São Paulo, sábado, 14 de maio de 2005

Texto Anterior | Próximo Texto | Índice

ARTIGO

Dirigentes de BCs têm de se calar fora de sua área

STEPHEN CECCHETTI
DO "FINANCIAL TIMES"

Declarações recentes de Alan Greenspan, o presidente do Fed (Federal Reserve, banco central dos Estados Unidos), sobre a necessidade de reformar o sistema de seguro social e devolver o orçamento do governo norte-americano a uma posição de longo prazo sustentável me lembraram de uma história apócrifa envolvendo Greenspan em momento mais cauteloso. Ele conversa regularmente com jornalistas financeiros.
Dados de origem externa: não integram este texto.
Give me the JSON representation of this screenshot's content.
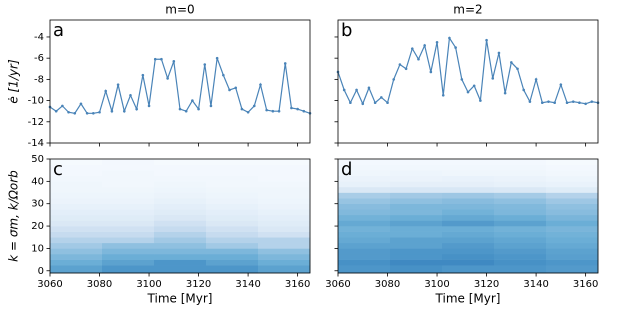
{
  "chart_data": [
    {
      "type": "line",
      "title": "m=0",
      "panel_label": "a",
      "ylabel": "ė [1/yr]",
      "color": "#4a84b8",
      "xlim": [
        3060,
        3165
      ],
      "ylim": [
        -14,
        -2.4
      ],
      "xticks": [
        3060,
        3080,
        3100,
        3120,
        3140,
        3160
      ],
      "yticks": [
        -14,
        -12,
        -10,
        -8,
        -6,
        -4
      ],
      "x": [
        3060,
        3062.5,
        3065,
        3067.5,
        3070,
        3072.5,
        3075,
        3077.5,
        3080,
        3082.5,
        3085,
        3087.5,
        3090,
        3092.5,
        3095,
        3097.5,
        3100,
        3102.5,
        3105,
        3107.5,
        3110,
        3112.5,
        3115,
        3117.5,
        3120,
        3122.5,
        3125,
        3127.5,
        3130,
        3132.5,
        3135,
        3137.5,
        3140,
        3142.5,
        3145,
        3147.5,
        3150,
        3152.5,
        3155,
        3157.5,
        3160,
        3162.5,
        3165
      ],
      "values": [
        -10.6,
        -11.0,
        -10.5,
        -11.1,
        -11.2,
        -10.3,
        -11.2,
        -11.2,
        -11.1,
        -9.1,
        -11.0,
        -8.5,
        -11.0,
        -9.5,
        -10.8,
        -7.6,
        -10.5,
        -6.1,
        -6.1,
        -7.9,
        -6.3,
        -10.8,
        -11.0,
        -10.0,
        -10.8,
        -6.6,
        -10.5,
        -6.0,
        -7.6,
        -9.0,
        -8.8,
        -10.8,
        -11.1,
        -10.5,
        -8.5,
        -10.9,
        -11.0,
        -11.0,
        -6.5,
        -10.7,
        -10.8,
        -11.0,
        -11.2
      ]
    },
    {
      "type": "line",
      "title": "m=2",
      "panel_label": "b",
      "color": "#4a84b8",
      "xlim": [
        3060,
        3165
      ],
      "ylim": [
        -14,
        -2.4
      ],
      "xticks": [
        3060,
        3080,
        3100,
        3120,
        3140,
        3160
      ],
      "yticks": [
        -14,
        -12,
        -10,
        -8,
        -6,
        -4
      ],
      "x": [
        3060,
        3062.5,
        3065,
        3067.5,
        3070,
        3072.5,
        3075,
        3077.5,
        3080,
        3082.5,
        3085,
        3087.5,
        3090,
        3092.5,
        3095,
        3097.5,
        3100,
        3102.5,
        3105,
        3107.5,
        3110,
        3112.5,
        3115,
        3117.5,
        3120,
        3122.5,
        3125,
        3127.5,
        3130,
        3132.5,
        3135,
        3137.5,
        3140,
        3142.5,
        3145,
        3147.5,
        3150,
        3152.5,
        3155,
        3157.5,
        3160,
        3162.5,
        3165
      ],
      "values": [
        -7.3,
        -9.0,
        -10.2,
        -9.0,
        -10.3,
        -8.8,
        -10.2,
        -9.7,
        -10.2,
        -8.0,
        -6.6,
        -7.0,
        -5.1,
        -6.1,
        -4.8,
        -7.3,
        -4.5,
        -9.5,
        -4.1,
        -5.0,
        -8.0,
        -9.2,
        -8.6,
        -10.0,
        -4.3,
        -7.9,
        -5.5,
        -9.3,
        -6.4,
        -7.0,
        -9.0,
        -10.1,
        -8.0,
        -10.2,
        -10.1,
        -10.2,
        -8.5,
        -10.2,
        -10.1,
        -10.2,
        -10.3,
        -10.1,
        -10.2
      ]
    },
    {
      "type": "heatmap",
      "panel_label": "c",
      "ylabel": "k = σm, k/Ωorb",
      "xlabel": "Time [Myr]",
      "colormap": "Blues",
      "xlim": [
        3060,
        3165
      ],
      "ylim": [
        -1,
        50
      ],
      "xticks": [
        3060,
        3080,
        3100,
        3120,
        3140,
        3160
      ],
      "yticks": [
        0,
        10,
        20,
        30,
        40,
        50
      ],
      "zlim": [
        0,
        1
      ],
      "x_bins": [
        3060,
        3081,
        3102,
        3123,
        3144,
        3165
      ],
      "y_bins": [
        -1,
        2.5,
        5,
        7.5,
        10,
        12.5,
        15,
        17.5,
        20,
        22.5,
        25,
        27.5,
        30,
        32.5,
        35,
        37.5,
        40,
        42.5,
        45,
        47.5,
        50
      ],
      "z": [
        [
          0.55,
          0.6,
          0.6,
          0.6,
          0.55
        ],
        [
          0.5,
          0.55,
          0.6,
          0.55,
          0.5
        ],
        [
          0.45,
          0.5,
          0.5,
          0.5,
          0.45
        ],
        [
          0.4,
          0.45,
          0.45,
          0.45,
          0.4
        ],
        [
          0.35,
          0.4,
          0.4,
          0.35,
          0.3
        ],
        [
          0.3,
          0.3,
          0.35,
          0.3,
          0.3
        ],
        [
          0.25,
          0.25,
          0.3,
          0.25,
          0.2
        ],
        [
          0.2,
          0.2,
          0.25,
          0.2,
          0.15
        ],
        [
          0.15,
          0.15,
          0.2,
          0.15,
          0.12
        ],
        [
          0.12,
          0.12,
          0.15,
          0.12,
          0.1
        ],
        [
          0.1,
          0.1,
          0.12,
          0.1,
          0.08
        ],
        [
          0.08,
          0.08,
          0.1,
          0.08,
          0.06
        ],
        [
          0.06,
          0.06,
          0.08,
          0.06,
          0.05
        ],
        [
          0.05,
          0.05,
          0.06,
          0.05,
          0.04
        ],
        [
          0.04,
          0.04,
          0.05,
          0.04,
          0.04
        ],
        [
          0.04,
          0.03,
          0.04,
          0.03,
          0.03
        ],
        [
          0.03,
          0.03,
          0.03,
          0.03,
          0.02
        ],
        [
          0.02,
          0.03,
          0.02,
          0.02,
          0.02
        ],
        [
          0.02,
          0.02,
          0.02,
          0.02,
          0.02
        ],
        [
          0.01,
          0.02,
          0.01,
          0.01,
          0.01
        ]
      ]
    },
    {
      "type": "heatmap",
      "panel_label": "d",
      "xlabel": "Time [Myr]",
      "colormap": "Blues",
      "xlim": [
        3060,
        3165
      ],
      "ylim": [
        -1,
        50
      ],
      "xticks": [
        3060,
        3080,
        3100,
        3120,
        3140,
        3160
      ],
      "yticks": [
        0,
        10,
        20,
        30,
        40,
        50
      ],
      "zlim": [
        0,
        1
      ],
      "x_bins": [
        3060,
        3081,
        3102,
        3123,
        3144,
        3165
      ],
      "y_bins": [
        -1,
        2.5,
        5,
        7.5,
        10,
        12.5,
        15,
        17.5,
        20,
        22.5,
        25,
        27.5,
        30,
        32.5,
        35,
        37.5,
        40,
        42.5,
        45,
        47.5,
        50
      ],
      "z": [
        [
          0.6,
          0.62,
          0.6,
          0.6,
          0.58
        ],
        [
          0.62,
          0.65,
          0.65,
          0.62,
          0.6
        ],
        [
          0.58,
          0.6,
          0.62,
          0.6,
          0.56
        ],
        [
          0.58,
          0.6,
          0.6,
          0.58,
          0.55
        ],
        [
          0.55,
          0.55,
          0.58,
          0.55,
          0.52
        ],
        [
          0.52,
          0.55,
          0.55,
          0.53,
          0.5
        ],
        [
          0.5,
          0.5,
          0.52,
          0.5,
          0.48
        ],
        [
          0.48,
          0.5,
          0.5,
          0.48,
          0.46
        ],
        [
          0.52,
          0.55,
          0.58,
          0.55,
          0.5
        ],
        [
          0.48,
          0.5,
          0.52,
          0.5,
          0.46
        ],
        [
          0.44,
          0.45,
          0.48,
          0.45,
          0.42
        ],
        [
          0.42,
          0.45,
          0.45,
          0.44,
          0.4
        ],
        [
          0.38,
          0.4,
          0.42,
          0.4,
          0.36
        ],
        [
          0.33,
          0.35,
          0.36,
          0.34,
          0.3
        ],
        [
          0.15,
          0.16,
          0.16,
          0.15,
          0.12
        ],
        [
          0.08,
          0.09,
          0.09,
          0.08,
          0.07
        ],
        [
          0.06,
          0.06,
          0.07,
          0.06,
          0.05
        ],
        [
          0.04,
          0.05,
          0.04,
          0.04,
          0.03
        ],
        [
          0.03,
          0.03,
          0.03,
          0.03,
          0.02
        ],
        [
          0.02,
          0.02,
          0.02,
          0.02,
          0.01
        ]
      ]
    }
  ]
}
Os comentários que faz são estritamente reservados e não podem ser publicados designando-o como fonte. Um dia, um jornalista perguntou a ele sobre o valor do dólar nos mercados de câmbio. Depois de receber nova garantia do jornalista de que sua opinião não seria divulgada, Greenspan respondeu: "Nada a comentar".
Recentemente, os dirigentes de bancos centrais vêm abrindo mais a boca sobre tópicos que não estão diretamente relacionados às suas atribuições. Os dirigentes de bancos centrais europeus expressaram apoio à aplicação do pacto de crescimento e estabilidade da União Européia; os dirigentes dos bancos centrais da Rússia e da China falaram a respeito do valor das moedas de seus países; e dirigentes do banco central da Coréia do Sul sugeriram que poderiam diversificar parte de suas reservas cambiais, optando pelo euro em lugar do dólar.
Quando os dirigentes de bancos centrais falam, as pessoas ouvem. Quando os executivos do banco central sul-coreano fizeram seu pronunciamento, o dólar caiu. Isso suscita importante questão: o que eles devem dizer, e quando?
É vedado a qualquer dirigente de banco central se pronunciar publicamente dizendo que está falando em nome pessoal. Eles sempre falam em nome de suas instituições. Todos os bancos centrais se preocupam em se pronunciar sempre de maneira coerente, nas discussões de política monetária. Ou seja, nenhum dos demais dirigentes do Fed contradiria Greenspan publicamente sobre qualquer assunto.
Como regra, os dirigentes de bancos centrais restringem seus comentários à área sobre a qual suas instituições têm responsabilidade direta, a política monetária. Mas há muitas ocasiões em que eles optam por não se pronunciar, ainda que sejam profundos conhecedores de um tema. Antes de se tornar presidente do Fed, Alan Greenspan foi assessor econômico do então presidente americano Gerald Ford e presidiu um comitê que estudou a reforma do seguro social. Ele conhece bastante sobre a questão do valor cambial do dólar e fala sobre o assunto de maneira privada com seus colegas do Fed. Em público, porém, respeita sempre a posição do secretário do Tesouro sobre esse assunto.
Os dirigentes de bancos centrais de países em que os costumes são diferentes costumam se pronunciar regularmente sobre a política cambial. Afinal, um país com mercados de capital abertos não tem como controlar ao mesmo tempo sua taxa de câmbio e suas taxas internas de juros. Os mercados financeiros forçam a diferença entre as taxas de juros vigentes em dois países a se igualar ao movimento antecipado da taxa de câmbio entre as duas moedas. Assim, nos casos em que a política monetária é decidida por um BC independente, a política cambial acaba sendo influenciada.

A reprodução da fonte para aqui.